Running - Diesels run at approx. 180 - 190F and as a by product of combustion produce considerable moisture which is burnt off the cylinder walls when the engine gets up to full operating temperature. A diesel will never get up to full temperature idling and should never be idled for more than a few minutes. It must be put under load to get up to temperature. Diesels should never be run hard until they are at full temperature as all the various metals which expand and contract (more than gas engines) at different rates and must be allowed to equalize. The same applies in reverse when cooling down. Abruptly shutting off a hot diesel is a brutal thing to do to all the metals involved and will leave considerable condensate (can happen from protracted idling too) in the engine. If you want to see how not to run a diesel and shorten its life by 50-60% go to any yacht club on a Wednesday night. All the sailboats are fired up, leave the harbour at full throttle and then are shut down so that they can get the sails up and go racing. The process is repeated on the way back to the bar. The engines never get a chance to warm up or cool down properly and this takes years off their lives. Consult your engine manual, it will tell you the optimum termperature and RPM to run at. This is not just for fuel efficiency but also for longevity. Immediately after starting up always look at your exhaust and see that lots of water is coming out. Never run a marine diesel on the hard without supplying cooling water to it and don't even try this unless you know exactly what you are doing ..... extreme damage from hydrolocking can occur and you could easily destroy your impeller and/or raw water pump.

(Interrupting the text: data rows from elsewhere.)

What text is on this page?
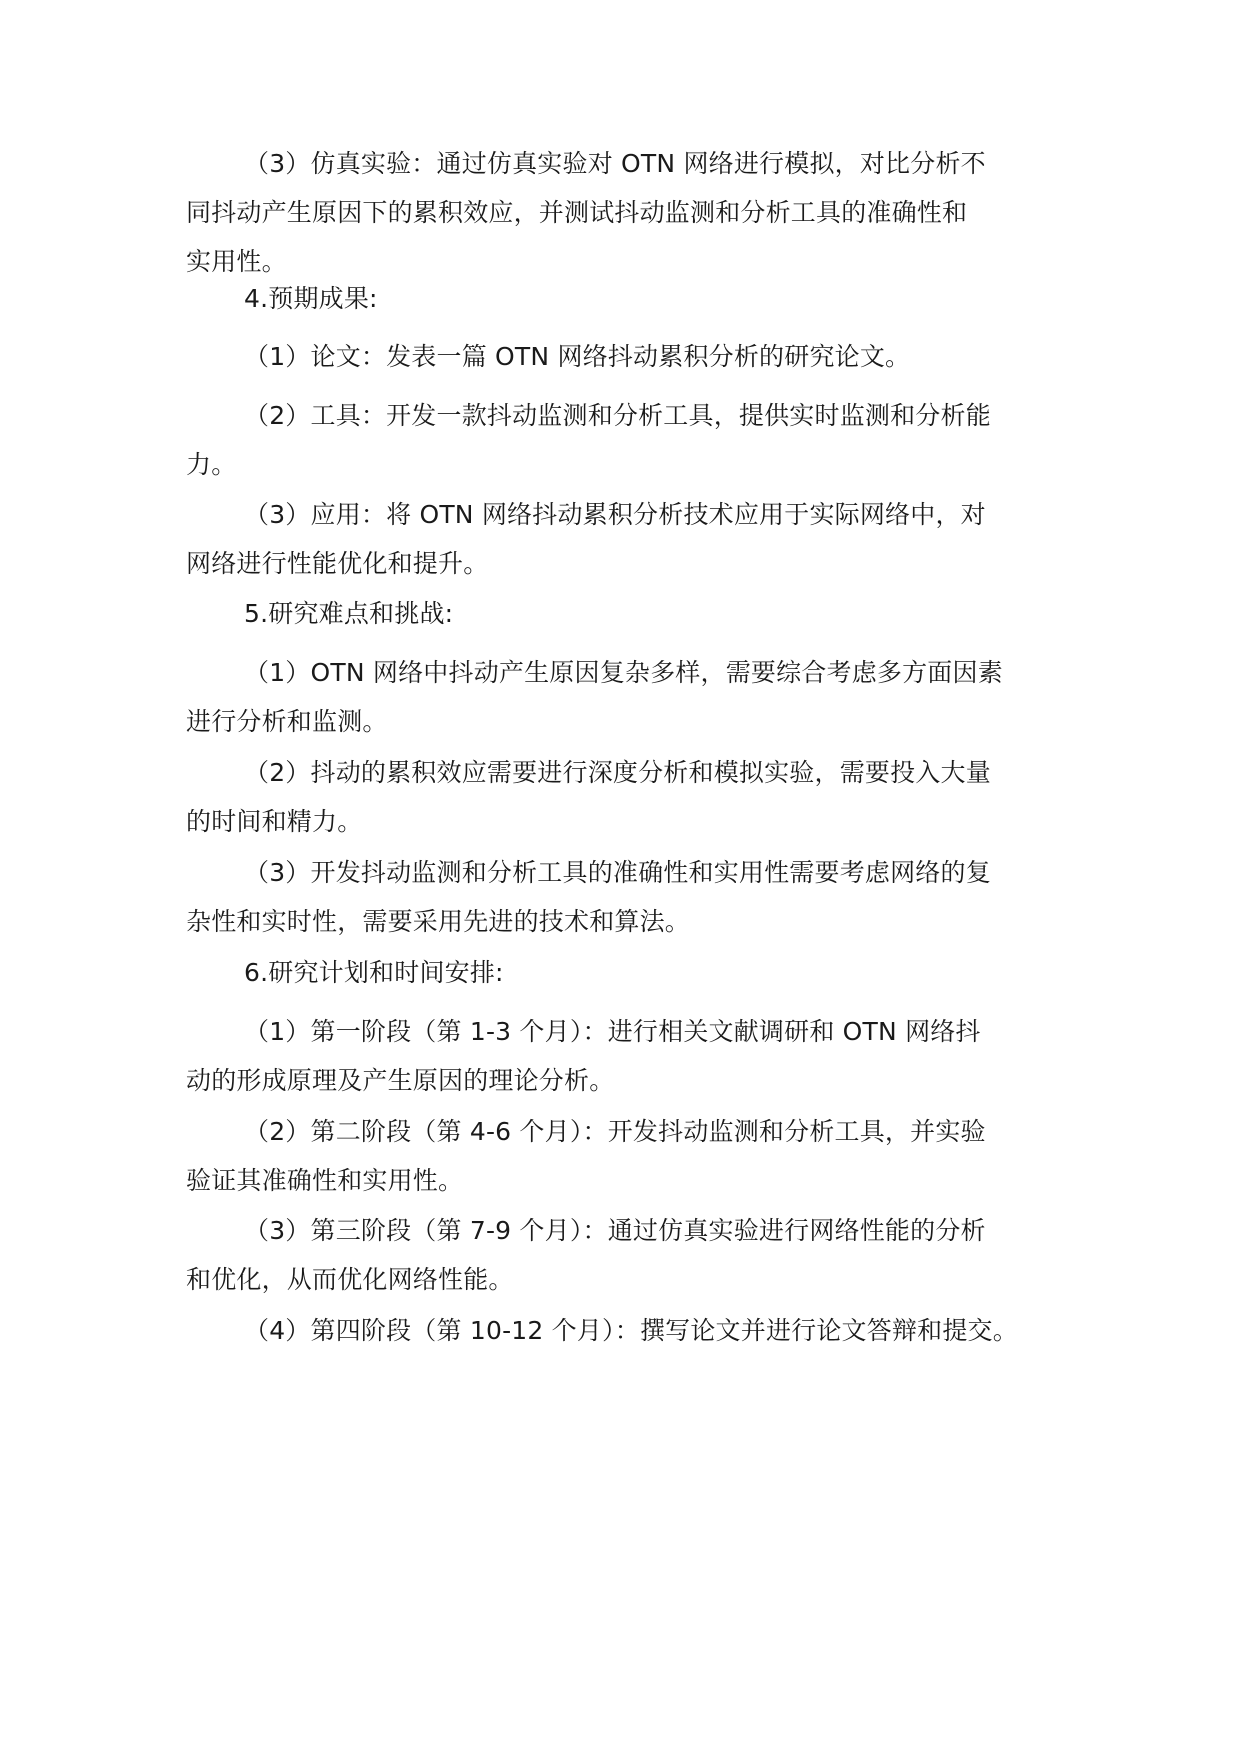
（3）仿真实验：通过仿真实验对 OTN 网络进行模拟，对比分析不
同抖动产生原因下的累积效应，并测试抖动监测和分析工具的准确性和
实用性。
4.预期成果:
（1）论文：发表一篇 OTN 网络抖动累积分析的研究论文。
（2）工具：开发一款抖动监测和分析工具，提供实时监测和分析能
力。
（3）应用：将 OTN 网络抖动累积分析技术应用于实际网络中，对
网络进行性能优化和提升。
5.研究难点和挑战:
（1）OTN 网络中抖动产生原因复杂多样，需要综合考虑多方面因素
进行分析和监测。
（2）抖动的累积效应需要进行深度分析和模拟实验，需要投入大量
的时间和精力。
（3）开发抖动监测和分析工具的准确性和实用性需要考虑网络的复
杂性和实时性，需要采用先进的技术和算法。
6.研究计划和时间安排:
（1）第一阶段（第 1-3 个月）：进行相关文献调研和 OTN 网络抖
动的形成原理及产生原因的理论分析。
（2）第二阶段（第 4-6 个月）：开发抖动监测和分析工具，并实验
验证其准确性和实用性。
（3）第三阶段（第 7-9 个月）：通过仿真实验进行网络性能的分析
和优化，从而优化网络性能。
（4）第四阶段（第 10-12 个月）：撰写论文并进行论文答辩和提交。
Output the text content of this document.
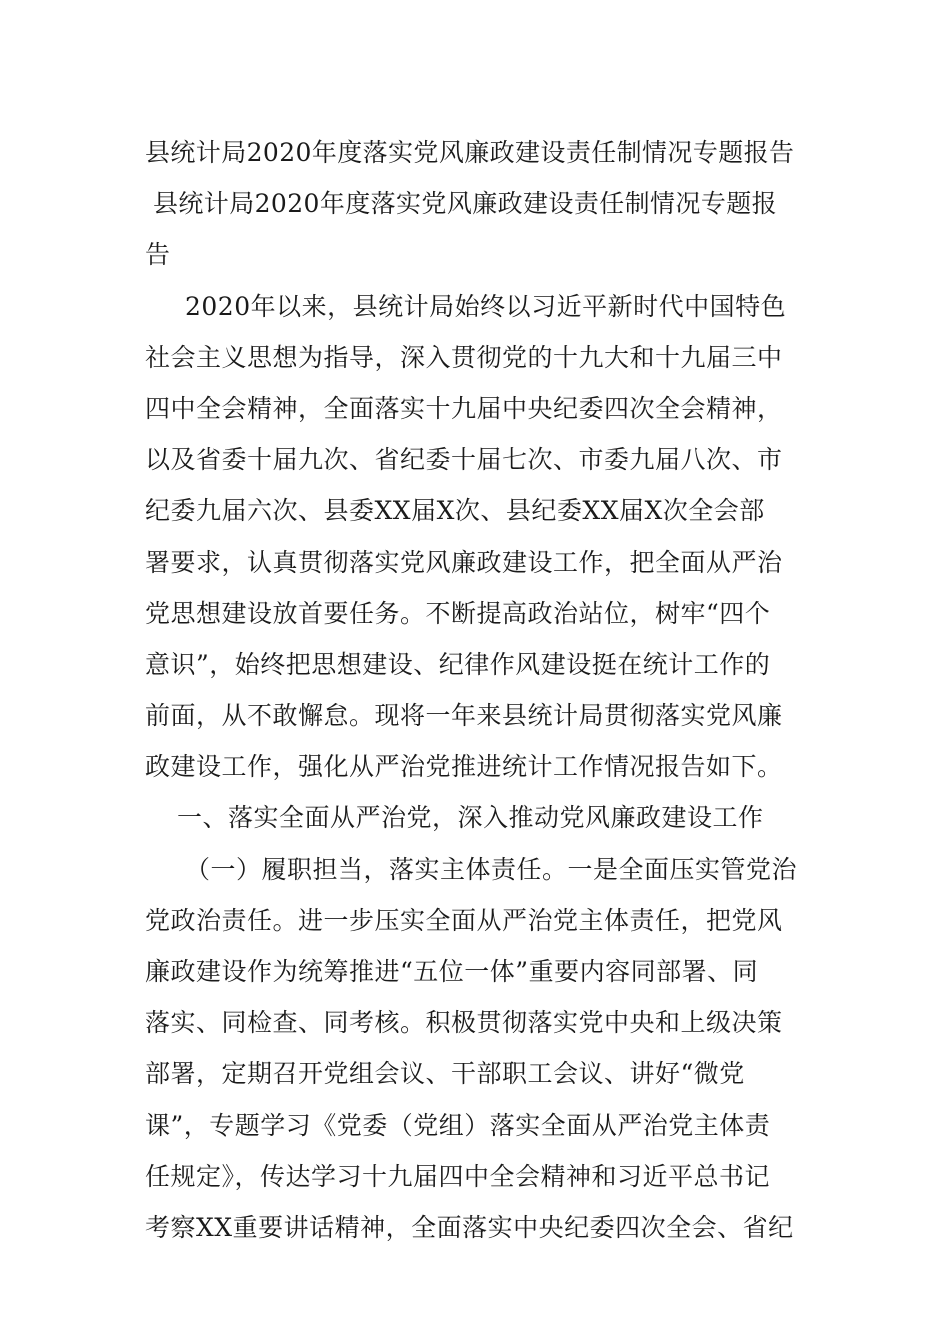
县统计局2020年度落实党风廉政建设责任制情况专题报告
县统计局2020年度落实党风廉政建设责任制情况专题报
告
2020年以来，县统计局始终以习近平新时代中国特色
社会主义思想为指导，深入贯彻党的十九大和十九届三中
四中全会精神，全面落实十九届中央纪委四次全会精神，
以及省委十届九次、省纪委十届七次、市委九届八次、市
纪委九届六次、县委XX届X次、县纪委XX届X次全会部
署要求，认真贯彻落实党风廉政建设工作，把全面从严治
党思想建设放首要任务。不断提高政治站位，树牢“四个
意识”，始终把思想建设、纪律作风建设挺在统计工作的
前面，从不敢懈怠。现将一年来县统计局贯彻落实党风廉
政建设工作，强化从严治党推进统计工作情况报告如下。
一、落实全面从严治党，深入推动党风廉政建设工作
（一）履职担当，落实主体责任。一是全面压实管党治
党政治责任。进一步压实全面从严治党主体责任，把党风
廉政建设作为统筹推进“五位一体”重要内容同部署、同
落实、同检查、同考核。积极贯彻落实党中央和上级决策
部署，定期召开党组会议、干部职工会议、讲好“微党
课”，专题学习《党委（党组）落实全面从严治党主体责
任规定》，传达学习十九届四中全会精神和习近平总书记
考察XX重要讲话精神，全面落实中央纪委四次全会、省纪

So Bottom line .. clean air, clean fuel, clean oil, photo #8 - run for 20,000 hours, sounds good to me :)

PS #1. If this hasn't bored you to tears you might want to check out "Boat Maintenance For (non) Idiots" . I also have a few tips on inspecting diesel engines in Marine Survey 101 that may be of interest.

PS #2. If you really want to get into this or already have a diesel that you want to know more about you can join boatdiesel.com for about $20 a year. This forum has some real gurus who can tell you just about anything you need to know about your entire diesel drive train.

PS #3.
My friend Craig Morley AMS runs weekend diesel courses a couple of times a year, lately at Etobicoke Yacht Club. Craig runs an excellent hands on course with an actual engine., well worth the investment.

PS #4. Ok gearheads I know I've cut a few corners and may have oversimplified a few things but give me a break on this one. I'm just trying to make that first step a little easier.